While several big-name mortgage lenders such as Ameriquest went out of business this year, taking millions of pieces of mortgage-related direct mail out of the pipeline, many surviving firms switched tactics from focusing on adjustable-rate mortgage (ARM) loans to offering fixed-rates loans to holders of ARMs. Now that ARM rates are freezing, they are going to have to switch gears again and some may go out of business, said Adam Hause Sr. president at V12 Group, which provides marketing services for mortgage lenders.
“The government is stepping in and providing some stability, but ‘is it enough?' is a question I hear asked a lot,” Hause said.
However, because there is less competition than just a few months ago, some mortgage lenders are finding that “response rates are starting to come around to where it is valuable to mail again,” said Tom Emmerson, VP of Direct Group LLC's mortgage marketing division. Companies that were mailing 500,000 pieces at the beginning of the year dropped down to 50,000 over the past few months, he said. Now, they're starting to increase mailing quantities again, although, he added, “we're not even close to the half-million point.”
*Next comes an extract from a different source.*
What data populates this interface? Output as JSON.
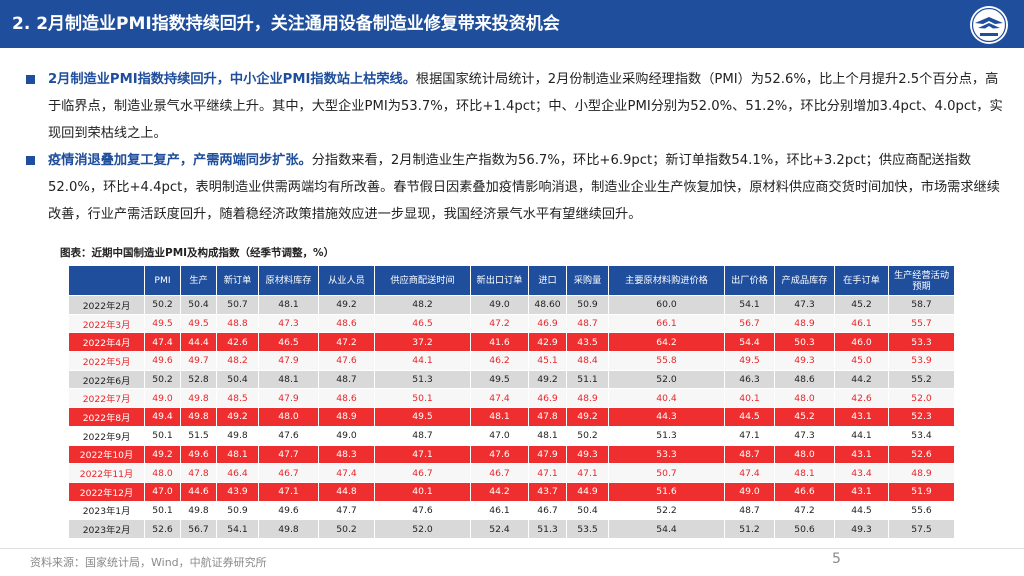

According to Mintel Comperemedia research, the number of mortgage direct mail offers declined 62% in the third quarter compared to the same period last year. Also, during the same time frame, 22% of all offers were for adjustable-rate mortgages — the ones being addressed by Bush's plan — while last year at this time 56% of offers were for this type of loan.
“The companies that have cash are trying to market aggressively,” agreed Randall Putala, president at Strategic Direct Marketing Inc.
However, while companies may be getting plenty of inquiries, the majority of people responding don't have sufficient credit to be approved for a loan in today's climate. As a result, the cost per acquisition has recently increased dramatically.
“For every 10 people who need help, only one will be approved for a loan,” Putala said.
The current mortgage crisis has increased scrutiny on mortgage marketers.
“We as an industry need to be careful with what we do,” said Adrea Rubin, founder of Adrea Rubin Marketing & Management Inc., whose company specializes in financial services. “Consumers are having problems; let's help them by educating them and making sure we're talking to the right people.”
Rubin added that mortgage lenders also need to be sure that they are mailing offers that consumers can understand and can pay.
In fact, marketing services providers report that more lenders are increasingly targeting consumers with good credit for Fannie Mae and Freddie Mac approved loans. As a result, according to Hause, marketing strategies are shifting to focus more on Internet-generated leads and live transfers than on direct mail.
“The borrower with good credit is inundated with direct mail to begin with, so he or she is more likely to fill out an Internet application,” he said.
In a live transfer, V12 Group gets the borrower on the phone and transfers him or her directly to a loan officer.
Putala adds that, for those that are continuing to mail, the list selection has to be much more refined. One reason for this is that there are different income caps in every state for many of the loans being offered right now.
“Data has become so important,” The Direct Group's Emmerson agreed. “Before, you could mail anybody anything. Now, it is going to require information-rich communication and that is something direct is really good at.”
Another strategy gaining popularity right now is the trigger lead, according to Putala. When someone applies for a loan and a bank pulls a credit report on the applicant, the credit bureau will send that information to other lenders, who will quickly send the applicant a better offer at the last minute.
“There has been some call to ban this practice,” because the mortgage bank has put all the work into generating the lead only to have it taken away, Putala said.
Consumer advocates, however, say the consumer wins because they get a lower price.